The great-grandson of India's founding prime minister Jawaharlal Nehru has struggled to convince voters and many in his party that he is leadership material, especially after a drubbing in the 2014 general election.

Mr Modi's depiction of Mr Gandhi as an undeserving "prince" has helped sideline the 47-year-old since the last national vote, during which time Congress has suffered some of its worst local polls results.

But this year the economy has stumbled, and Congress politicians hope a round of state elections, beginning in Mr Modi's home state of Gujarat, offer them and their leader a shot at revival ahead of the next national polls in 2019.

Mr Gandhi will take over as Congress president from his 70-year-old mother, Sonia Gandhi, a symbolic promotion that Congress officials said they hoped would free his hand to shift the narrative from a clash of personalities, which Mr Modi has so far resoundingly won, to a debate about policies.

Congress MP Jyotiraditya Scindia, who works closely with Mr Gandhi, said: "The right time has come to strike a chord with the masses against Modi's governance style, and we will not miss it."

Congress insiders acknowledge their leader has sometimes made it easy for Mr Modi's Bharatiya Janata Party (BJP) to question his commitment to politics. "The key problem with Rahul Gandhi has been his lack of consistency," said a senior party figure, who declined to be identified. Bursts of political energy have been followed by lengthy absences. In 2015, he took nearly two months of leave, prompting the BJP to accuse him of "holidaying" while Parliament was in session.

Congress insiders acknowledge the party is unlikely to win the December election in Gujarat, but cutting into the BJP majority in the state would send a powerful signal that Congress under Mr Gandhi has a fighting chance.

But Congress officials say Mr Gandhi has recently been finding his stride, criticising Mr Modi for failing to create jobs, while the party has won a few by-elections.

Mr Gandhi is traversing Gujarat, the western state where Mr Modi made his name, to fire up his party workers. He has ditched some party rallies for one-on-one meetings with trade unions, dairy workers and small traders - a traditional Modi powerbase that has been hit hard by recent economic reforms championed by the Prime Minister.

And Mr Modi has taken notice; last week, he told workers from his Hindu nationalist BJP that the Nehru-Gandhi dynasty would "destroy Gujarat".

Mr Gandhi's father, grandmother and great-grandfather were all premiers in post-independence India. But critics deride him as a political lightweight who depends on his family name for power.

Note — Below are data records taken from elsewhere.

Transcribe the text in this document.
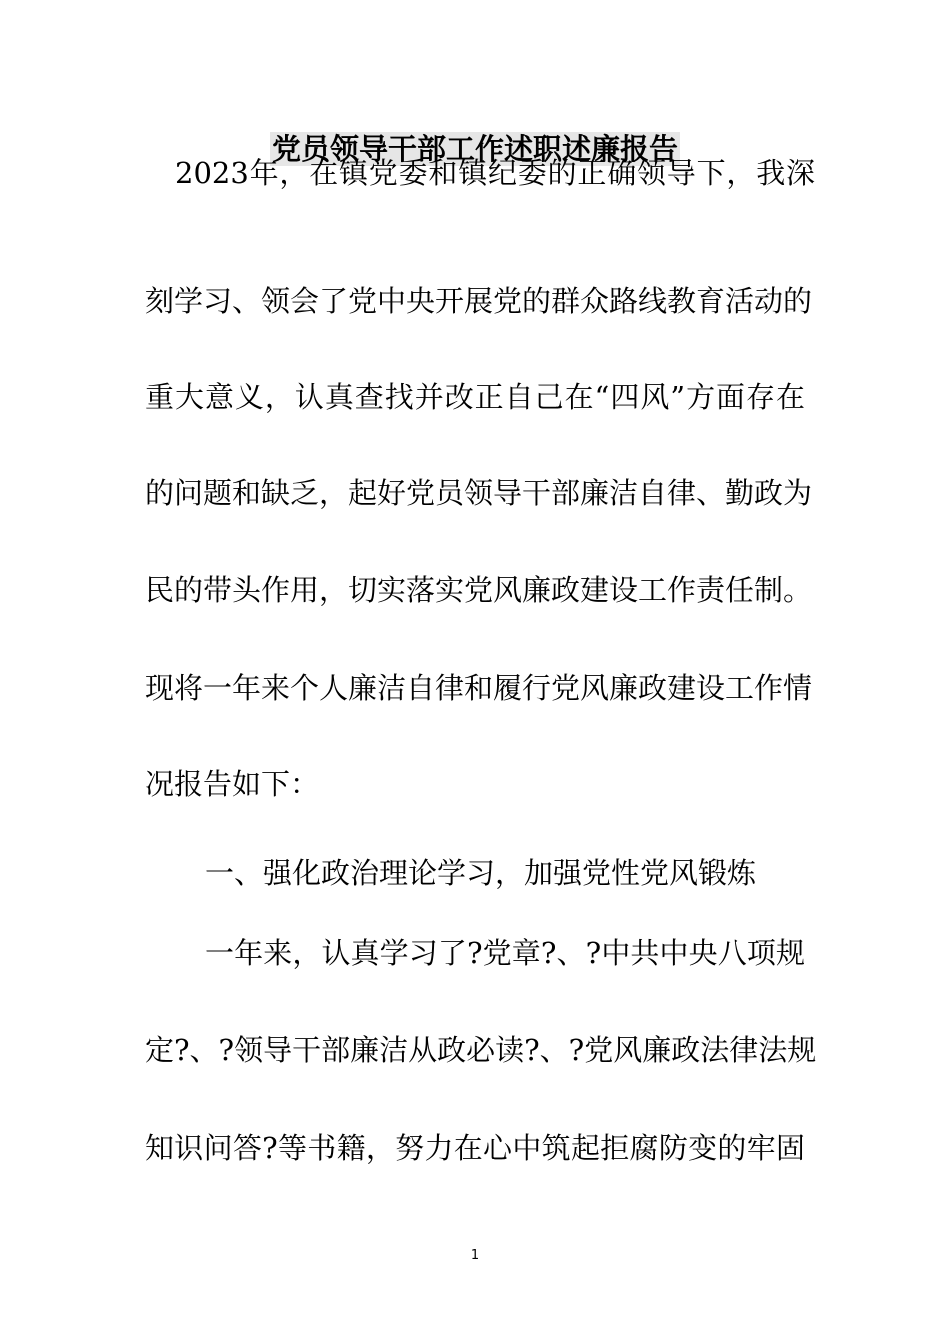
党员领导干部工作述职述廉报告

2023年，在镇党委和镇纪委的正确领导下，我深

刻学习、领会了党中央开展党的群众路线教育活动的

重大意义，认真查找并改正自己在“四风”方面存在

的问题和缺乏，起好党员领导干部廉洁自律、勤政为

民的带头作用，切实落实党风廉政建设工作责任制。

现将一年来个人廉洁自律和履行党风廉政建设工作情

况报告如下：

一、强化政治理论学习，加强党性党风锻炼

一年来，认真学习了?党章?、?中共中央八项规

定?、?领导干部廉洁从政必读?、?党风廉政法律法规

知识问答?等书籍，努力在心中筑起拒腐防变的牢固

1
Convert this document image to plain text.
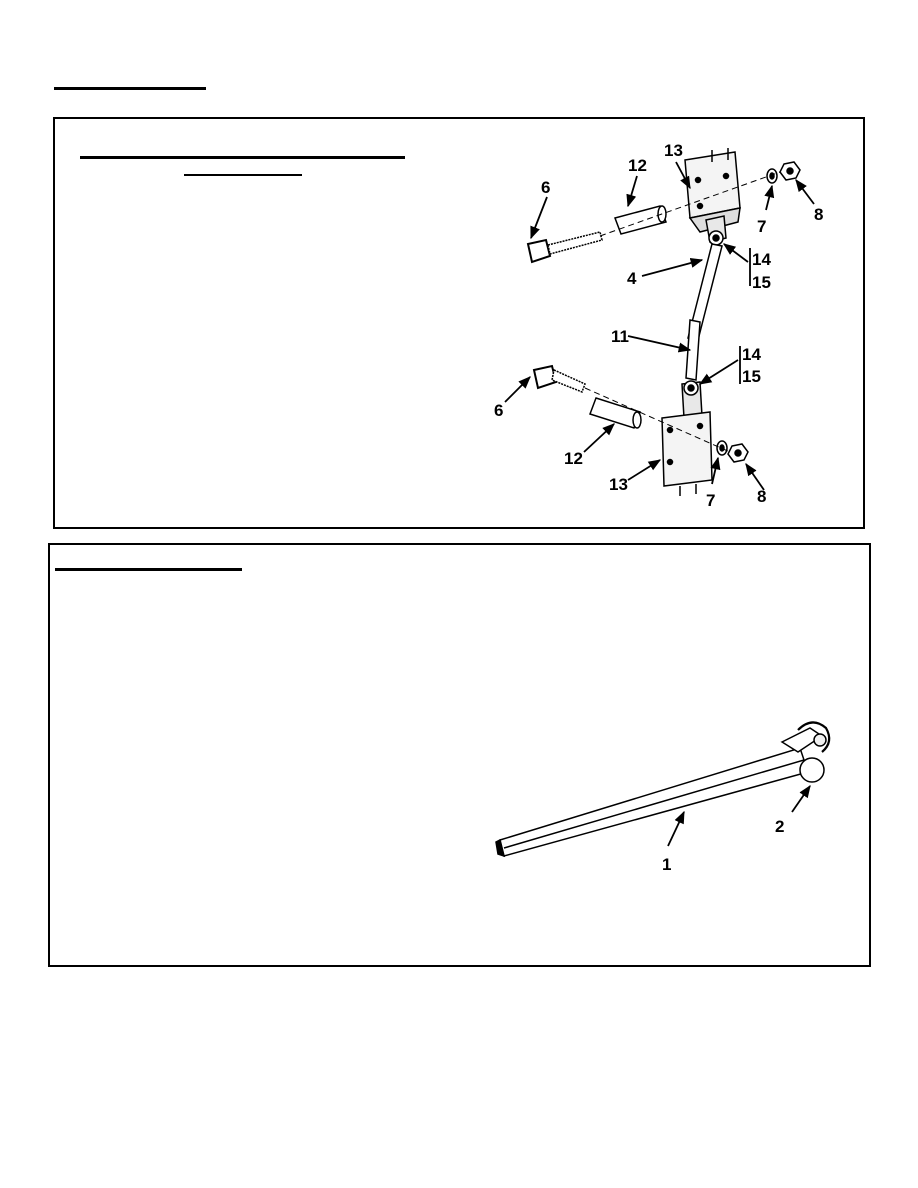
6
12
13
7
8
4
14
15
11
14
15
6
12
13
7 8
1
2
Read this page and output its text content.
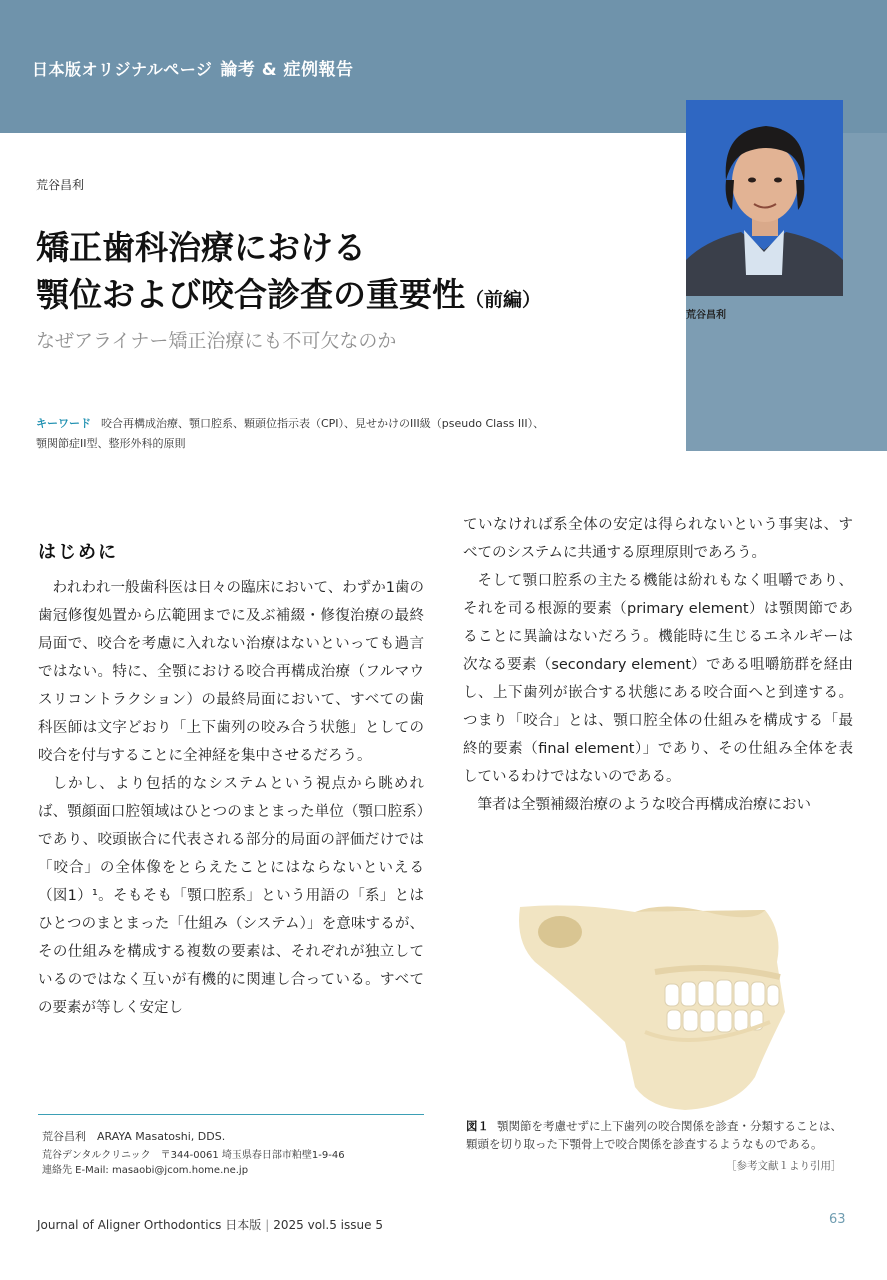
日本版オリジナルページ 論考 & 症例報告
荒谷昌利
荒谷昌利
矯正歯科治療における
顎位および咬合診査の重要性（前編）
なぜアライナー矯正治療にも不可欠なのか
キーワード 咬合再構成治療、顎口腔系、顆頭位指示表（CPI）、見せかけのIII級（pseudo Class III）、
顎関節症II型、整形外科的原則
はじめに

われわれ一般歯科医は日々の臨床において、わずか1歯の歯冠修復処置から広範囲までに及ぶ補綴・修復治療の最終局面で、咬合を考慮に入れない治療はないといっても過言ではない。特に、全顎における咬合再構成治療（フルマウスリコントラクション）の最終局面において、すべての歯科医師は文字どおり「上下歯列の咬み合う状態」としての咬合を付与することに全神経を集中させるだろう。

しかし、より包括的なシステムという視点から眺めれば、顎顔面口腔領域はひとつのまとまった単位（顎口腔系）であり、咬頭嵌合に代表される部分的局面の評価だけでは「咬合」の全体像をとらえたことにはならないといえる（図1）¹。そもそも「顎口腔系」という用語の「系」とはひとつのまとまった「仕組み（システム）」を意味するが、その仕組みを構成する複数の要素は、それぞれが独立しているのではなく互いが有機的に関連し合っている。すべての要素が等しく安定し

ていなければ系全体の安定は得られないという事実は、すべてのシステムに共通する原理原則であろう。

そして顎口腔系の主たる機能は紛れもなく咀嚼であり、それを司る根源的要素（primary element）は顎関節であることに異論はないだろう。機能時に生じるエネルギーは次なる要素（secondary element）である咀嚼筋群を経由し、上下歯列が嵌合する状態にある咬合面へと到達する。つまり「咬合」とは、顎口腔全体の仕組みを構成する「最終的要素（final element）」であり、その仕組み全体を表しているわけではないのである。

筆者は全顎補綴治療のような咬合再構成治療におい

図１ 顎関節を考慮せずに上下歯列の咬合関係を診査・分類することは、顆頭を切り取った下顎骨上で咬合関係を診査するようなものである。
［参考文献１より引用］
荒谷昌利　ARAYA Masatoshi, DDS.
荒谷デンタルクリニック　〒344-0061 埼玉県春日部市粕壁1-9-46
連絡先 E-Mail: masaobi@jcom.home.ne.jp
Journal of Aligner Orthodontics 日本版 | 2025 vol.5 issue 5	63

Congress now governs states home to less than 10 per cent of India's 1.3 billion population, its powerbase shrivelled under the onslaught of Mr Modi's popularity.

Congress insiders acknowledge the party is unlikely to win the December election in Gujarat, but cutting into the BJP majority in the state would send a powerful signal that Congress under Mr Gandhi has a fighting chance.

Mr Gandhi has set up a new social media team in New Delhi to work on his image, and officials say he has been forging better ties with regional parties that are often key powerbrokers in India politics.

"We have to show him as the face of the party before the Gujarat elections," said a close aide.

BJP leaders say they are untroubled, and Mr Modi has called the slowdown a blip. "What does his claim to fame rest on?" spokesman Nalin Kohli said. "Two months of campaigning does not make him an active politician."